On July 22, 2015, Delaware Governor Jack Markell signed S.B. 141 into law. S.B. 141 makes significant changes to Delaware unclaimed property law as it pertains to audits, and it makes the voluntary disclosure program, which was to sunset in 2016, permanent. These changes are important for every company that is incorporated in Delaware or does business in Delaware.
Under the new law, before an unclaimed property holder may be selected for audit, the Delaware Secretary of State must provide the holder with written notice that it may enter into the voluntary disclosure program. The company then has 60 days to enter into the program before it can (and likely will) be audited by the State Escheator. The company cannot enter into the voluntary disclosure program once an audit commences.
S.B. 141 also shortens look-back periods for audits and voluntary disclosures. Before S.B. 141, Delaware’s contract auditors could look back to 1981 for unclaimed property during an audit—often relying on questionable estimation practices to do so.
The new law provides the following shortened look-back periods:
Click here to view table.
Under the old law, holders participating in the voluntary disclosure program were required to look back to 1993, but the new law shortens the look-back period to 1996 for holders that are currently participating in the voluntary disclosure program or that enter the program before December 31, 2016. The look-back period for a holder that enters the program after December 31, 2016 will be 19 years prior to the year in which it entered the program.
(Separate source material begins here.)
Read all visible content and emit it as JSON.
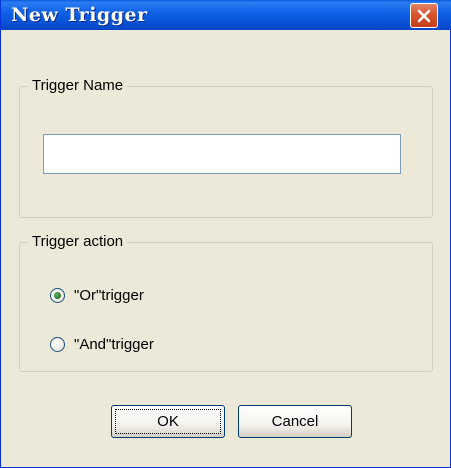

S.B. 141 contains one unfavorable provision for unclaimed property holders: it reinstates the statutory interest provision that was repealed in 2014. Delaware may now assess interest on outstanding unclaimed property at a rate of 0.5% per month, with a cap of 25% of the unclaimed property liability. Holders can avoid interest by entering into the voluntary disclosure program.
Because the voluntary disclosure program provides an interest waiver and a shortened look-back period, most holders who receive notices from the Secretary of State should consider entering into the program. At the very least, holders may want to find out what terms they can secure under a voluntary disclosure agreement before proceeding with an audit.